Divide using synthetic division $$ ( 5x^{3}+21x^{2}-16 ) \div ( x+4 ) $$
Answer
The synthetic division table is:
$$ \begin{array}{c|rrrr}-4&5&21&0&-16\\& & -20& -4& \color{black}{16} \\ \hline &\color{blue}{5}&\color{blue}{1}&\color{blue}{-4}&\color{orangered}{0} \end{array} $$The solution is:
$$ \frac{ 5x^{3}+21x^{2}-16 }{ x+4 } = \color{blue}{5x^{2}+x-4} $$Explanation
Step 1 : Write down the coefficients of the dividend into division table. Put the zero from $ x + 4 = 0 $ ( $ x = \color{blue}{ -4 } $ ) at the left.
$$ \begin{array}{c|rrrr}\color{blue}{-4}&5&21&0&-16\\& & & & \\ \hline &&&& \end{array} $$Step 1 : Bring down the leading coefficient to the bottom row.
$$ \begin{array}{c|rrrr}-4&\color{orangered}{ 5 }&21&0&-16\\& & & & \\ \hline &\color{orangered}{5}&&& \end{array} $$Step 2 : Multiply by the number on the left, and carry the result into the next column: $ \color{blue}{ -4 } \cdot \color{blue}{ 5 } = \color{blue}{ -20 } $.
$$ \begin{array}{c|rrrr}\color{blue}{-4}&5&21&0&-16\\& & \color{blue}{-20} & & \\ \hline &\color{blue}{5}&&& \end{array} $$Step 3 : Add down last column: $ \color{orangered}{ 21 } + \color{orangered}{ \left( -20 \right) } = \color{orangered}{ 1 } $
$$ \begin{array}{c|rrrr}-4&5&\color{orangered}{ 21 }&0&-16\\& & \color{orangered}{-20} & & \\ \hline &5&\color{orangered}{1}&& \end{array} $$Step 4 : Multiply by the number on the left, and carry the result into the next column: $ \color{blue}{ -4 } \cdot \color{blue}{ 1 } = \color{blue}{ -4 } $.

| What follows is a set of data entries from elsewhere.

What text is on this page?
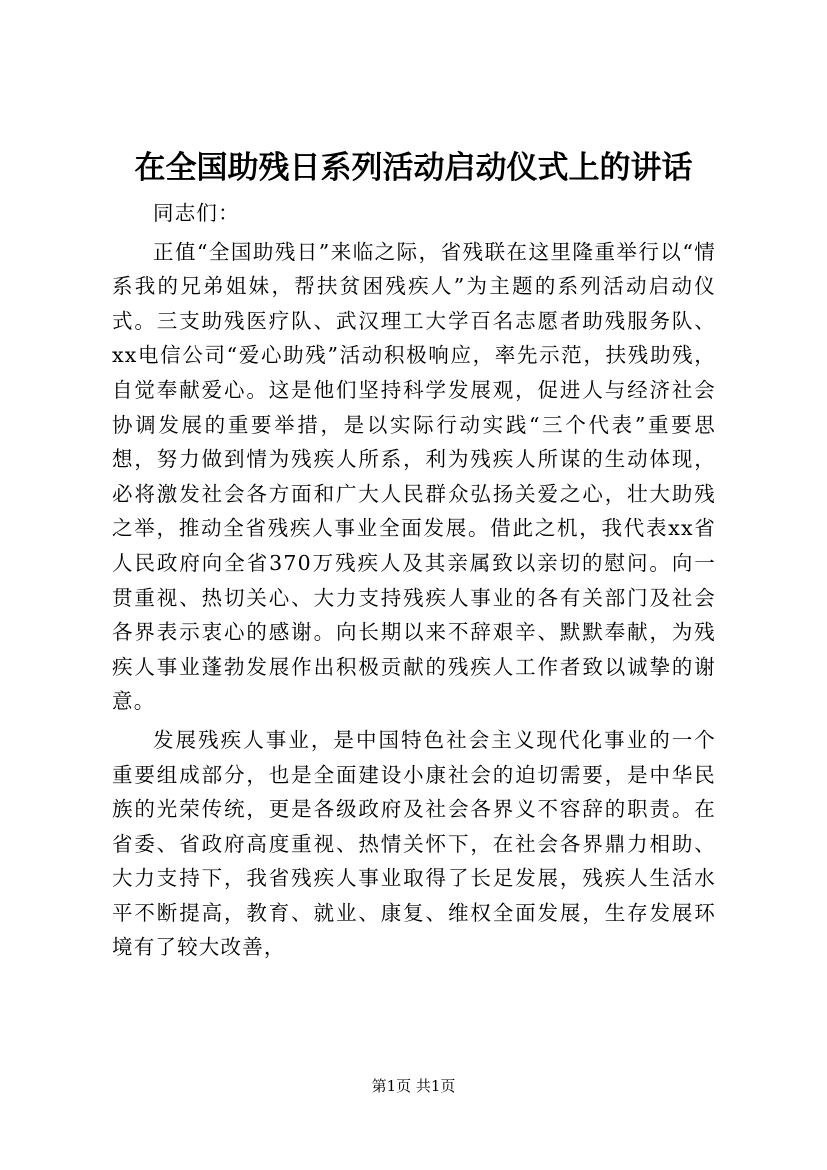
在全国助残日系列活动启动仪式上的讲话

同志们：

正值“全国助残日”来临之际，省残联在这里隆重举行以“情系我的兄弟姐妹，帮扶贫困残疾人”为主题的系列活动启动仪式。三支助残医疗队、武汉理工大学百名志愿者助残服务队、xx电信公司“爱心助残”活动积极响应，率先示范，扶残助残，自觉奉献爱心。这是他们坚持科学发展观，促进人与经济社会协调发展的重要举措，是以实际行动实践“三个代表”重要思想，努力做到情为残疾人所系，利为残疾人所谋的生动体现，必将激发社会各方面和广大人民群众弘扬关爱之心，壮大助残之举，推动全省残疾人事业全面发展。借此之机，我代表xx省人民政府向全省370万残疾人及其亲属致以亲切的慰问。向一贯重视、热切关心、大力支持残疾人事业的各有关部门及社会各界表示衷心的感谢。向长期以来不辞艰辛、默默奉献，为残疾人事业蓬勃发展作出积极贡献的残疾人工作者致以诚挚的谢意。

发展残疾人事业，是中国特色社会主义现代化事业的一个重要组成部分，也是全面建设小康社会的迫切需要，是中华民族的光荣传统，更是各级政府及社会各界义不容辞的职责。在省委、省政府高度重视、热情关怀下，在社会各界鼎力相助、大力支持下，我省残疾人事业取得了长足发展，残疾人生活水平不断提高，教育、就业、康复、维权全面发展，生存发展环境有了较大改善，

第1页 共1页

$$ \begin{array}{c|rrrr}\color{blue}{-4}&5&21&0&-16\\& & -20& \color{blue}{-4} & \\ \hline &5&\color{blue}{1}&& \end{array} $$Step 5 : Add down last column: $ \color{orangered}{ 0 } + \color{orangered}{ \left( -4 \right) } = \color{orangered}{ -4 } $
$$ \begin{array}{c|rrrr}-4&5&21&\color{orangered}{ 0 }&-16\\& & -20& \color{orangered}{-4} & \\ \hline &5&1&\color{orangered}{-4}& \end{array} $$Step 6 : Multiply by the number on the left, and carry the result into the next column: $ \color{blue}{ -4 } \cdot \color{blue}{ \left( -4 \right) } = \color{blue}{ 16 } $.
$$ \begin{array}{c|rrrr}\color{blue}{-4}&5&21&0&-16\\& & -20& -4& \color{blue}{16} \\ \hline &5&1&\color{blue}{-4}& \end{array} $$Step 7 : Add down last column: $ \color{orangered}{ -16 } + \color{orangered}{ 16 } = \color{orangered}{ 0 } $
$$ \begin{array}{c|rrrr}-4&5&21&0&\color{orangered}{ -16 }\\& & -20& -4& \color{orangered}{16} \\ \hline &\color{blue}{5}&\color{blue}{1}&\color{blue}{-4}&\color{orangered}{0} \end{array} $$Bottom line represents the quotient $ \color{blue}{ 5x^{2}+x-4 } $ with a remainder of $ \color{red}{ 0 } $.